Das Bordnetz entwickelt sich vom klassischen Kabelbaum zum zentralen Nervensystem des Software-defined Vehicle. Es verbindet Steuergeräte, Sensoren, Aktoren und Zonenarchitekturen miteinander und entscheidet damit wesentlich darüber, wie schnell neue Fahrzeugfunktionen umgesetzt werden können.
Warum ist Standardisierung bei Leitungssätzen so wichtig?
Standardisierung hilft, die enorme Variantenvielfalt im Bordnetz zu reduzieren und automatisierte Prozesse wirtschaftlich umzusetzen. Modulare Stecksysteme, standardisierte Inserts und weniger Sonderlösungen können Materialkosten senken, Montagezeiten verkürzen und die Entwicklungsgeschwindigkeit erhöhen.
Was bringt der digitale Zwilling in der Bordnetzfertigung?
Der digitale Zwilling unterstützt Entwicklung, Validierung und Fertigung, indem er Prozesse virtuell abbildet und Abweichungen frühzeitig sichtbar macht. Auf dem Bordnetzkongress 2026 wurde deutlich, dass digitale Zwillinge Design-Loops verkürzen, physische Tests reduzieren und die Qualitätsüberwachung in Echtzeit verbessern können.
Wie verändert Nachhaltigkeit das Bordnetzdesign?
Nachhaltigkeit wird im Bordnetz zu einer technischen, wirtschaftlichen und regulatorischen Anforderung. CO₂-Bilanz, Scope-3-Emissionen, Materialeinsatz, Gewicht und Kreislauffähigkeit müssen bereits in der Entwicklung berücksichtigt werden, damit Bordnetzkomponenten künftig wettbewerbsfähig bleiben.

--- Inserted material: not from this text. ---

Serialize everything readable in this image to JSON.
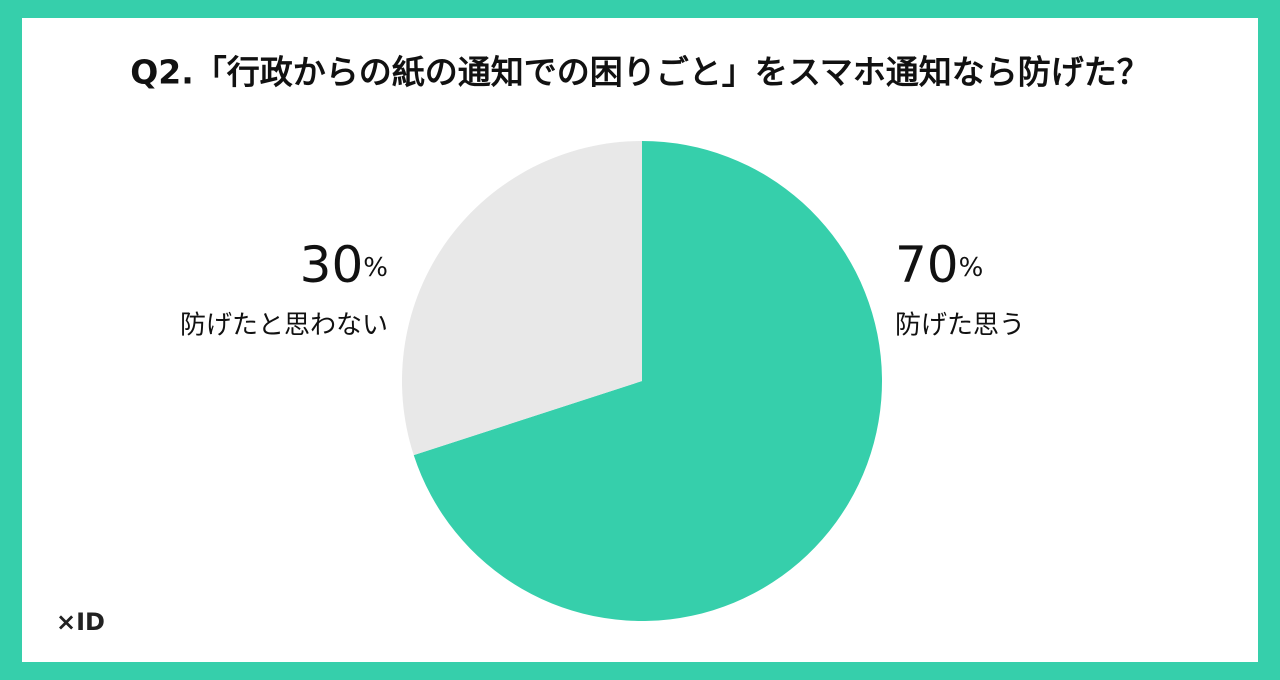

Was bedeutet Design for Automation beim Bordnetz?
Design for Automation bedeutet, Leitungssätze, Stecksysteme und Komponenten von Anfang an so auszulegen, dass sie automatisiert gefertigt und montiert werden können. Entscheidend ist, Automatisierung nicht nachträglich an bestehende Konstruktionen anzupassen, sondern bereits in der Konzeptphase mitzudenken.
Wie viele Teilnehmer hatte der Bordnetzkongress 2026?
Die 14. Internationale Fachkonferenz „Bordnetze im Automobil“ erreichte 2026 mit 370 Teilnehmern aus 122 Unternehmen einen neuen Besucherrekord. Das hohe Interesse zeigt, wie stark das Bordnetz inzwischen in den Fokus von Automobilherstellern, Zulieferern und Entwicklungsdienstleistern gerückt ist.
Wann findet der nächste Bordnetzkongress statt?
Die nächste internationale Fachkonferenz „Bordnetze im Automobil“ findet am 11. und 12. Mai 2027 erneut in Ludwigsburg statt. Bereits am 20. und 21. Oktober 2026 folgt zudem die Automotive Wire Harness & EDS Conference Detroit 2026 im The Henry Hotel in Dearborn bei Detroit.